We hope and believe that the end of this war will see the snake of Slavery scotched, if not killed. Events move,—slowly, to be sure, but they move,—and the thought of the people moves with them unconsciously to fulfil the purposes of God. Government can do little, perhaps, in controlling them; but it has no right to the power it holds, if it has not the insight and the courage to make use of them at the right moment. If the supreme question should arise of submitting to rebellion or of crushing it in a common ruin with the wrong that engendered it, we believe neither the Government nor the people would falter. The time for answering that question may be nearer than we dream; but meanwhile we would not hasten what would at best be a terrible necessity, and justifiable only as such. We believe this war is to prepare the way for the extinction of Slavery by the action of economical causes, and we should prefer that solution to one of fire and blood. Already the system has received a death-blow in Maryland and Missouri. In Western Virginia it is practically extinct. If the war is carried on with vigor, it may become so before long in East Tennessee.
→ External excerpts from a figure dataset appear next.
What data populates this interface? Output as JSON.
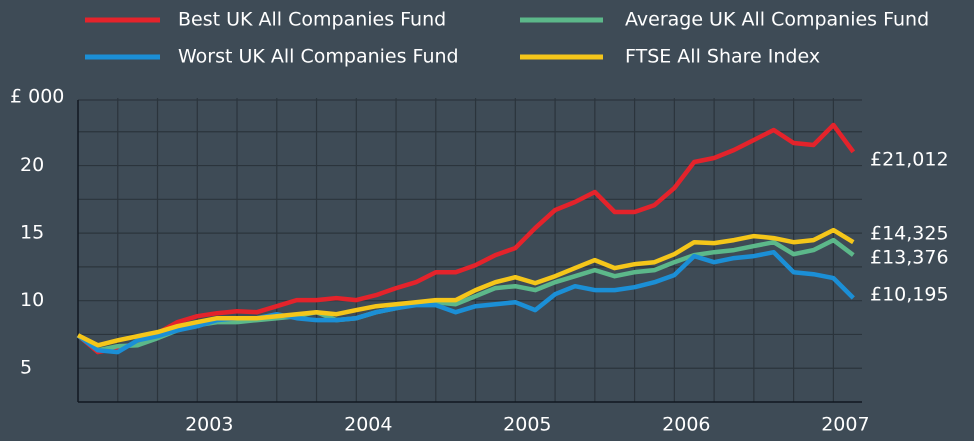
{
  "chart_data": {
    "type": "line",
    "y_label": "£ 000",
    "x": [
      2002.25,
      2002.375,
      2002.5,
      2002.625,
      2002.75,
      2002.875,
      2003,
      2003.125,
      2003.25,
      2003.375,
      2003.5,
      2003.625,
      2003.75,
      2003.875,
      2004,
      2004.125,
      2004.25,
      2004.375,
      2004.5,
      2004.625,
      2004.75,
      2004.875,
      2005,
      2005.125,
      2005.25,
      2005.375,
      2005.5,
      2005.625,
      2005.75,
      2005.875,
      2006,
      2006.125,
      2006.25,
      2006.375,
      2006.5,
      2006.625,
      2006.75,
      2006.875,
      2007,
      2007.125
    ],
    "series": [
      {
        "name": "Best UK All  Companies Fund",
        "color": "#e4232b",
        "end_label": "£21,012",
        "values": [
          7.44,
          6.19,
          6.48,
          6.85,
          7.59,
          8.41,
          8.85,
          9.07,
          9.22,
          9.15,
          9.59,
          10.04,
          10.04,
          10.19,
          10.04,
          10.41,
          10.93,
          11.37,
          12.11,
          12.11,
          12.63,
          13.37,
          13.89,
          15.37,
          16.7,
          17.3,
          18.04,
          16.56,
          16.56,
          17.07,
          18.33,
          20.26,
          20.56,
          21.15,
          21.89,
          22.63,
          21.67,
          21.52,
          23.0,
          21.012
        ]
      },
      {
        "name": "Average UK All  Companies Fund",
        "color": "#5cb88a",
        "end_label": "£13,376",
        "values": [
          7.44,
          6.33,
          6.63,
          6.7,
          7.22,
          7.81,
          8.19,
          8.41,
          8.41,
          8.56,
          8.7,
          8.85,
          9.15,
          8.56,
          8.7,
          9.15,
          9.44,
          9.74,
          9.89,
          9.74,
          10.33,
          10.93,
          11.07,
          10.78,
          11.37,
          11.81,
          12.26,
          11.81,
          12.11,
          12.26,
          12.85,
          13.37,
          13.59,
          13.74,
          14.04,
          14.33,
          13.44,
          13.74,
          14.48,
          13.376
        ]
      },
      {
        "name": "Worst UK All  Companies Fund",
        "color": "#1b8fd6",
        "end_label": "£10,195",
        "values": [
          7.44,
          6.33,
          6.19,
          7.07,
          7.37,
          7.81,
          8.11,
          8.56,
          8.7,
          8.7,
          9.0,
          8.7,
          8.56,
          8.56,
          8.7,
          9.15,
          9.44,
          9.67,
          9.67,
          9.15,
          9.59,
          9.74,
          9.89,
          9.3,
          10.48,
          11.07,
          10.78,
          10.78,
          11.0,
          11.37,
          11.89,
          13.3,
          12.85,
          13.15,
          13.3,
          13.59,
          12.11,
          11.96,
          11.67,
          10.195
        ]
      },
      {
        "name": "FTSE All Share Index",
        "color": "#f5c61a",
        "end_label": "£14,325",
        "values": [
          7.44,
          6.7,
          7.07,
          7.37,
          7.67,
          8.11,
          8.41,
          8.7,
          8.7,
          8.7,
          8.85,
          9.0,
          9.15,
          9.0,
          9.3,
          9.59,
          9.74,
          9.89,
          10.04,
          10.04,
          10.78,
          11.37,
          11.74,
          11.3,
          11.81,
          12.41,
          13.0,
          12.41,
          12.7,
          12.85,
          13.44,
          14.33,
          14.26,
          14.48,
          14.78,
          14.63,
          14.33,
          14.48,
          15.22,
          14.325
        ]
      }
    ],
    "xlim": [
      2002.25,
      2007.18
    ],
    "xticks": [
      2003,
      2004,
      2005,
      2006,
      2007
    ],
    "xgrid": [
      2002.5,
      2002.75,
      2003,
      2003.25,
      2003.5,
      2003.75,
      2004,
      2004.25,
      2004.5,
      2004.75,
      2005,
      2005.25,
      2005.5,
      2005.75,
      2006,
      2006.25,
      2006.5,
      2006.75,
      2007
    ],
    "ylim": [
      2.5,
      25
    ],
    "yticks": [
      5,
      10,
      15,
      20
    ],
    "ygrid": [
      7.5,
      12.5,
      17.5,
      22.5
    ],
    "grid": true,
    "legend": "top"
  }
}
Texas should be taken possession of and held at any cost, and a territory capable of supplying the world with cotton to any conceivable amount thrown open to free labor.

However regarded, this war into which we have been driven is, in fact, a war against Slavery. But emancipation is not and could not be the object of the war. It will be time enough to consider the question as one of military necessity when our armies advance. To proclaim freedom from the banks of the Potomac to an unarmed, subject, and dispirited race, when the whole white population is in arms, would be as futile as impolitic. Till we can equip our own army, it is idle to talk of arming the slaves; and to incite them to insurrection without arms, and without the certainty of support at first and protection afterward, would be merely sacrificing them to no good end. It is true, the war may lack the ardent stimulus that would for a time be imparted to it by a direct and obvious moral purpose. But we doubt whether the impulse thus gained would hold out long against the immense practical obstacles with which it would be confronted and the chill of disappointment which is sure to follow an attempt to realize ideal good by material means. Nor would our gain in this respect more than compensate for the strength which would be added to the rebels by despair. It is a question we have hardly the heart to discuss, where our wishes, our hopes, almost our faith in God, are on one side, our understanding and experience on the other.